Tidak dapat dipungkiri bahwa pemahaman masyarakat terhadap Warna maupun Kasta tersebut selalu berproses dan mengalami perubahan dari waktu ke waktu dan memang itu wajar adanya sesuai dengan tingkat kualitas sumber daya manusia pada zamannya. Secara umum, pemahaman yang kita lalukan sebagian besar menggunakan olah pikiran. Pemahaman dengan menggunakan pikiran akan memunculkan sebuah nilai dan nilai akan mengandung makna positif maupun negatif. Ada sisi positif dan ada pula sisi negatifnya (thesis dan antithesis). Sisi mana yang mendapat porsi yag lebih besar tergantung yang menilainya. Sekali lagi itu sah-sah saja karena kita dibekali dengan kemampuan yang berbeda-beda. Sebuah nilai hanyalah sebuah Pernyataan dan bukan Kenyataan. Seperti adanya hujan, marilah kita terima apa adanya tanpa memberi nilai. Bila diberi nilai akan selalu mengandung dua makna. Hujan akan diberi nilai positif oleh para petani tatkala musim tanam berlangsung kekeringan, namun sebaliknya akan diberi nilai negatif oleh para pedagang es. Demikianlah adanya nilai itu, sekali lagi hanya sebuah pernyataan.
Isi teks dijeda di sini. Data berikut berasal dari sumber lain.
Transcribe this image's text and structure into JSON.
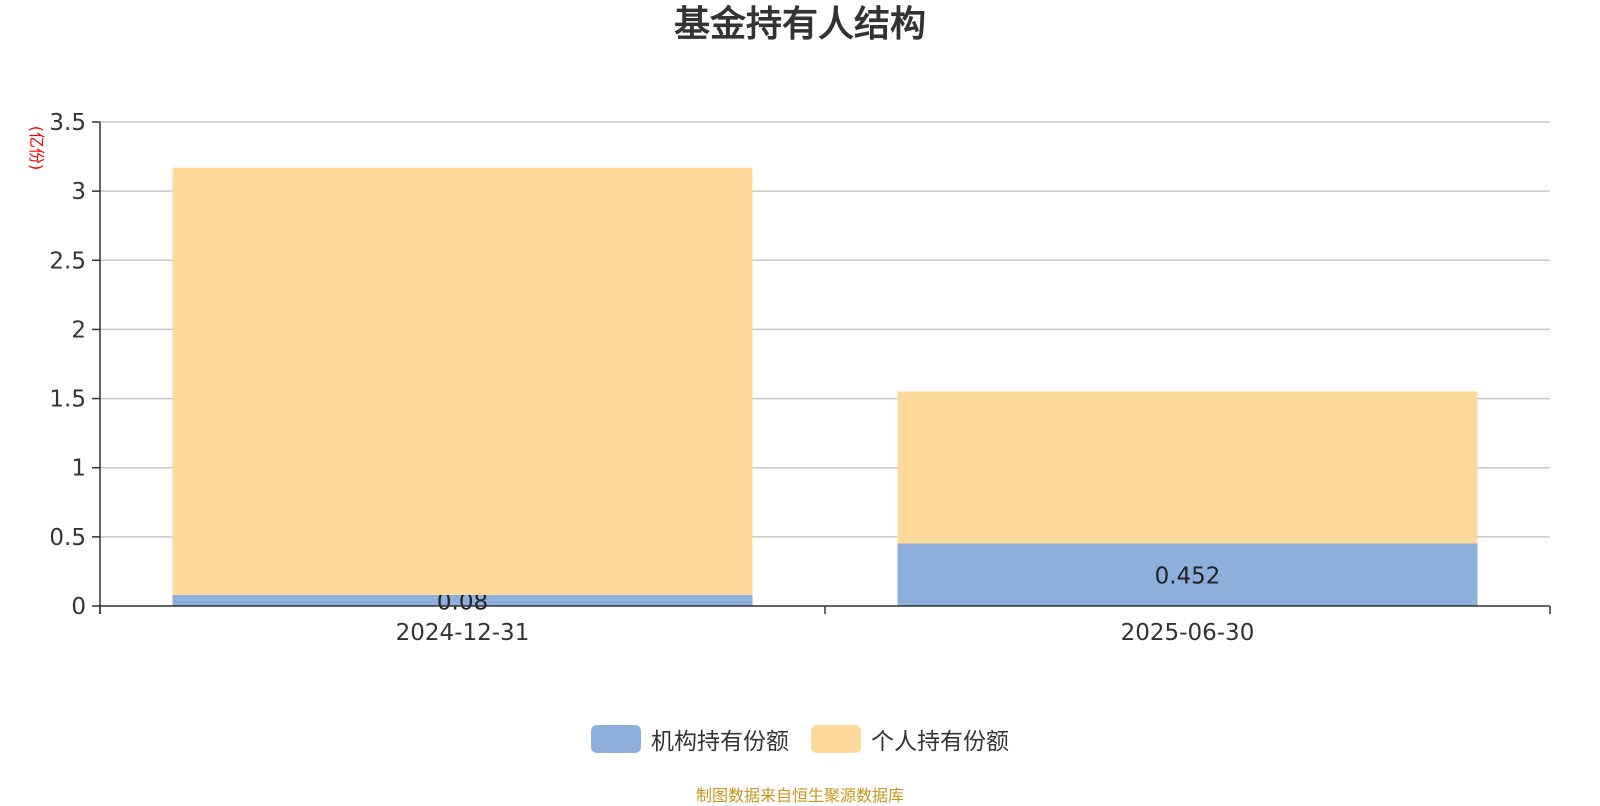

Warna dalam Catur Warna yang ada dalam Kitab-kitab Suci Hindu yang secara bebas dapat diartikan adalah empat warna klasifikasi manusia berdasarkan pekerjaan dan kewajibannya (swadharmanya) yang sebagian besar dilakukannya dalam kehidupan sehari-hari. Empat warna tersebut antara lain : Sudra, Waisia, Ksatria dan Brahmana. Golongan yang termasuk Sudra adalah mereka yang pekerjaannya termasuk pekerja kasar seperti petani, buruh dan pekerja yang sejenis. Waisia adalah golongan yang bergerak di bidang pergerakan barang dan jasa seperti pengusaha, pedagang dan penjual jasa lainnya. Ksatria adalah golongan yang mempunyai kewenangan dan kekuasaan seperti dibidang Pemerintahan dan Pertahanan/Keamanan. Sedangkan Brahmana adalah golongan para Sulinggih/ Rohaniawan.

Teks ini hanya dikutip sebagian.